Stefan is an Artistic Associate at MetroStage where he has directed/choreographed several productions including Volver/Return (which he also devised and co-wrote), Poetry & Tango (featuring poetry by Pablo Neruda and music by Quintango), Jason Odell Williams’ fast-paced dramedy Church & State, Terrence McNally's Mothers & Sons and Frankie and Johnny (Broadway World Award for Best Director and Best Play) and Sheridan Morley's musical Noel & Gertie.

Other directing credits include Trabajadores (the World Premiere of the Spanish version of Stephen Schwartz's Working), Cole Porter's Anything Goes and Red Hot & Cole, Jerry Herman's Jerry’s Girls, the 60's revue Beehive and Ken Ludwig's adaptation of Agatha Christie's Murder on the Orient Express.

He directed and choreographed Douglas Carter Beane's Xanadu for Workhouse Arts Center receiving a Helen Hayes Award nomination and 12 Broadway World Award nominations including for Best Director and Best Choreographer.

Stefan will be directing the Pulitzer Prize finalist play The Elaborate Entrance of Chad Deity by Kristoffer Diaz for NextStop Theatre (in collaboration with Flying V) in November 2026.

As a performer, he has appeared at The Kennedy Center, Signature Theatre, Studio Theatre, Olney Theatre Center, The Barksdale Theatre, Theatre IV, Theatre Virginia, The Actor's Theatre of Washington and Heritage Repertory Theatre.

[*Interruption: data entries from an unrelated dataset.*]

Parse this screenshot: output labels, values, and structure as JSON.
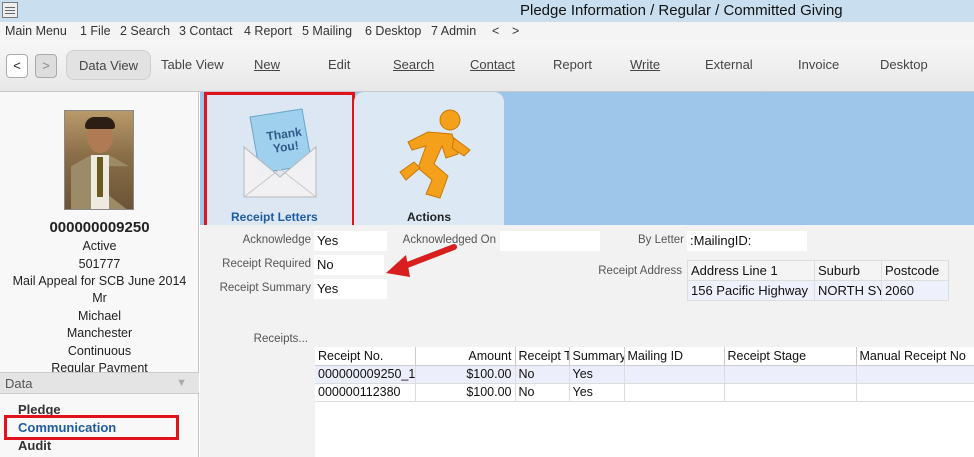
{
  "window": {
    "title": "Pledge Information / Regular / Committed Giving"
  },
  "menu": [
    "Main Menu",
    "1 File",
    "2 Search",
    "3 Contact",
    "4 Report",
    "5 Mailing",
    "6 Desktop",
    "7 Admin",
    "<",
    ">"
  ],
  "toolbar": {
    "back": "<",
    "forward": ">",
    "data_view": "Data View",
    "table_view": "Table View",
    "new": "New",
    "edit": "Edit",
    "search": "Search",
    "contact": "Contact",
    "report": "Report",
    "write": "Write",
    "external": "External",
    "invoice": "Invoice",
    "desktop": "Desktop"
  },
  "contact": {
    "id": "000000009250",
    "status": "Active",
    "number": "501777",
    "appeal": "Mail Appeal for SCB June 2014",
    "title": "Mr",
    "first_name": "Michael",
    "city": "Manchester",
    "frequency": "Continuous",
    "payment_type": "Regular Payment"
  },
  "data_nav": {
    "header": "Data",
    "items": [
      "Pledge",
      "Communication",
      "Audit"
    ]
  },
  "tabs": [
    {
      "label": "Receipt Letters",
      "icon": "thank-you-envelope-icon",
      "card_text": "Thank You!"
    },
    {
      "label": "Actions",
      "icon": "running-man-icon"
    }
  ],
  "form": {
    "acknowledge_label": "Acknowledge",
    "acknowledge_value": "Yes",
    "acknowledged_on_label": "Acknowledged On",
    "acknowledged_on_value": "",
    "by_letter_label": "By Letter",
    "by_letter_value": ":MailingID:",
    "receipt_required_label": "Receipt Required",
    "receipt_required_value": "No",
    "receipt_summary_label": "Receipt Summary",
    "receipt_summary_value": "Yes",
    "receipt_address_label": "Receipt Address",
    "receipts_label": "Receipts..."
  },
  "address": {
    "headers": [
      "Address Line 1",
      "Suburb",
      "Postcode"
    ],
    "row": [
      "156 Pacific Highway",
      "NORTH SYDNEY",
      "2060"
    ]
  },
  "receipts": {
    "headers": [
      "Receipt No.",
      "Amount",
      "Receipt Type",
      "Summary",
      "Mailing ID",
      "Receipt Stage",
      "Manual Receipt No"
    ],
    "rows": [
      [
        "000000009250_1",
        "$100.00",
        "No",
        "Yes",
        "",
        "",
        ""
      ],
      [
        "000000112380",
        "$100.00",
        "No",
        "Yes",
        "",
        "",
        ""
      ]
    ]
  },
  "colors": {
    "highlight": "#e0121b",
    "tab_strip": "#9ec6ea",
    "selected_nav": "#1f5c9e",
    "arrow": "#d81e1e",
    "runner": "#f5a01a"
  }
}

In more than 25 years in the theatre, he has appeared onstage or worked with Angela Lansbury, George Hearn, Tina Fey, Savion Glover, Christina Hendricks, Marvin Hamlisch, Jason George, Zachary Knighton, Baayork Lee, Florence Lacey, Natascia Diaz, Judy McLane, Betty Ann Grove and Helen Carey.

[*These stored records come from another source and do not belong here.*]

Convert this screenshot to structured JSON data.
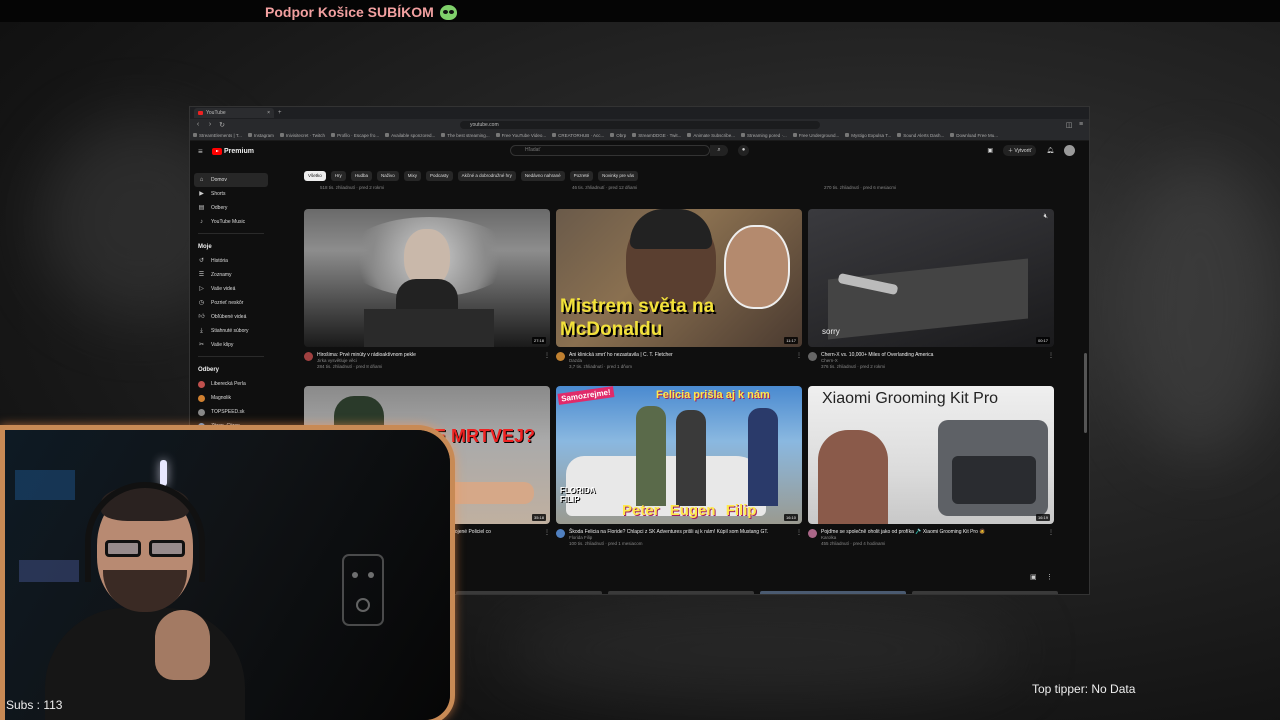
{
  "overlay": {
    "banner_text": "Podpor Košice SUBÍKOM",
    "banner_icon": "alien-icon",
    "subs_text": "Subs : 113",
    "tipper_text": "Top tipper: No Data"
  },
  "browser": {
    "tab_title": "YouTube",
    "url": "youtube.com",
    "bookmarks": [
      "StreamElements | T...",
      "Instagram",
      "Inivisitecret · Twitch",
      "Profilo · Escape fro...",
      "Available sponzored...",
      "The best streaming...",
      "Free YouTube Video...",
      "CREATORHUB · Acc...",
      "Obrp",
      "StreamDDGE · Twit...",
      "Animate Subscribe...",
      "Streaming pored ·...",
      "Free Underground...",
      "Mystigo Expulsa T...",
      "Sound Alerts Dash...",
      "Download Free Mu..."
    ]
  },
  "youtube": {
    "logo_text": "Premium",
    "search_placeholder": "Hľadať",
    "create_label": "Vytvoriť",
    "sidebar": {
      "main": [
        {
          "label": "Domov",
          "icon": "home-icon",
          "active": true
        },
        {
          "label": "Shorts",
          "icon": "shorts-icon"
        },
        {
          "label": "Odbery",
          "icon": "subscriptions-icon"
        },
        {
          "label": "YouTube Music",
          "icon": "music-icon"
        }
      ],
      "you_heading": "Moje",
      "you": [
        {
          "label": "História",
          "icon": "history-icon"
        },
        {
          "label": "Zoznamy",
          "icon": "playlist-icon"
        },
        {
          "label": "Vaše videá",
          "icon": "video-icon"
        },
        {
          "label": "Pozrieť neskôr",
          "icon": "clock-icon"
        },
        {
          "label": "Obľúbené videá",
          "icon": "like-icon"
        },
        {
          "label": "Stiahnuté súbory",
          "icon": "download-icon"
        },
        {
          "label": "Vaše klipy",
          "icon": "scissors-icon"
        }
      ],
      "subs_heading": "Odbery",
      "subs": [
        {
          "label": "Liberecká Perla",
          "color": "#c0504d"
        },
        {
          "label": "Magnolik",
          "color": "#d08030"
        },
        {
          "label": "TOPSPEED.sk",
          "color": "#888888"
        },
        {
          "label": "Zitron_Citron",
          "color": "#6a9ad0"
        }
      ]
    },
    "chips": [
      "Všetko",
      "Hry",
      "Hudba",
      "Naživo",
      "Mixy",
      "Podcasty",
      "Akčné a dobrodružné hry",
      "Nedávno nahrané",
      "Pozreté",
      "Novinky pre vás"
    ],
    "prev_row": [
      "518 tis. zhliadnutí · pred 2 rokmi",
      "46 tis. zhliadnutí · pred 12 dňami",
      "270 tis. zhliadnutí · pred 6 mesiacmi"
    ],
    "videos": [
      {
        "title": "Hirošima: Prvé minúty v rádioaktívnom pekle",
        "channel": "Jirka vysvětluje věci",
        "stats": "284 tis. zhliadnutí · pred 8 dňami",
        "duration": "27:18",
        "thumb_text": "",
        "ch_color": "#a04040"
      },
      {
        "title": "Ani klinická smrť ho nezastavila | C. T. Fletcher",
        "channel": "Dazda",
        "stats": "3,7 tis. zhliadnutí · pred 1 dňom",
        "duration": "11:17",
        "thumb_text": "Mistrem světa na McDonaldu",
        "ch_color": "#c08030"
      },
      {
        "title": "Chern-X vs. 10,000+ Miles of Overlanding America",
        "channel": "Chern-X",
        "stats": "376 tis. zhliadnutí · pred 2 rokmi",
        "duration": "00:17",
        "thumb_text": "sorry",
        "ch_color": "#666666"
      },
      {
        "title": "Ozbrojené Policiel co",
        "channel": "",
        "stats": "",
        "duration": "35:18",
        "thumb_text": "JE MRTVEJ?",
        "ch_color": "#555555"
      },
      {
        "title": "Škoda Felicia na Floride? Chlapci z SK Adventures prišli aj k nám! Kúpil som Mustang GT.",
        "channel": "Florida Filip",
        "stats": "100 tis. zhliadnutí · pred 1 mesiacom",
        "duration": "16:10",
        "thumb_text": "Felicia prišla aj k nám",
        "thumb_text2": "Peter Eugen Filip",
        "thumb_text3": "Samozrejme!",
        "thumb_text4": "FLORIDA FILIP",
        "ch_color": "#5080c0"
      },
      {
        "title": "Pojďme se společně oholit jako od profíka 🪒 Xiaomi Grooming Kit Pro 🧔",
        "channel": "Karolka",
        "stats": "455 zhliadnutí · pred 4 hodinami",
        "duration": "16:19",
        "thumb_text": "Xiaomi Grooming Kit Pro",
        "ch_color": "#aa6688"
      }
    ]
  }
}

He produces and hosts the podcast American Theatre Artists Online, where he interviews leading contemporary figures in American Theatre including several Tony Award, Golden Globe Award and Emmy Award winners and nominees.

His book, Latinidad in Musical Theatre was published by Bloomsbury/Methuen Drama in 2026. He is under contract to write a second book,this time about Tony Award winning Argentine director/choreographer Graciela Daniele, as part of the A Critical Companion series for Bloomsbury/Methuen Drama.

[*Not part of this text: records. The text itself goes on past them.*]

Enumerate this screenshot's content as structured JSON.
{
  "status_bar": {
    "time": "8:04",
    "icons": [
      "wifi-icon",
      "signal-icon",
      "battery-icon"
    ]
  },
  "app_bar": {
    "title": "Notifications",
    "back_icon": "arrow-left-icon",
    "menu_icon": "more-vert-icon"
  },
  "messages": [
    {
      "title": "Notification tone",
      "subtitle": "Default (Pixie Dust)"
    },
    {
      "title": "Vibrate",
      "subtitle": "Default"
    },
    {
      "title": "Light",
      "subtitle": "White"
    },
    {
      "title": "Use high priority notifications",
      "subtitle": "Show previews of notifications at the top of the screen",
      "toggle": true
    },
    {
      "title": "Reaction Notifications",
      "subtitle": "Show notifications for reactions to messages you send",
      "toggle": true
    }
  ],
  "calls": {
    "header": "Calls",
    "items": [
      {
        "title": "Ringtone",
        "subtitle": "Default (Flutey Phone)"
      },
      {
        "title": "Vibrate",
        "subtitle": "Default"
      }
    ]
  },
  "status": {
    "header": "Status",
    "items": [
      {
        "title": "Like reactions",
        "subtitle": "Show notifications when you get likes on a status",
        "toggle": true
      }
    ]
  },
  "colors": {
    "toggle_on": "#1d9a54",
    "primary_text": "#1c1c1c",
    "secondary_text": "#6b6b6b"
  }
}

Stefan has also written a play, Jack and Leo, a new comedy about fathers, sons, and second chances.

Stefan writes a weekly column for Substack called A Life in the Theatre that includes academic writings, philosophies, opinions, and musings about his life in the theatre, covering a wide range of topics, including his experiences as a director, choreographer, fight director and working in professional theatre for the past 30 years and his childhood and adolescence growing up in South America.

Sittig holds a BA from the University of Virginia, and an MFA in Theatre from Virginia Commonwealth University.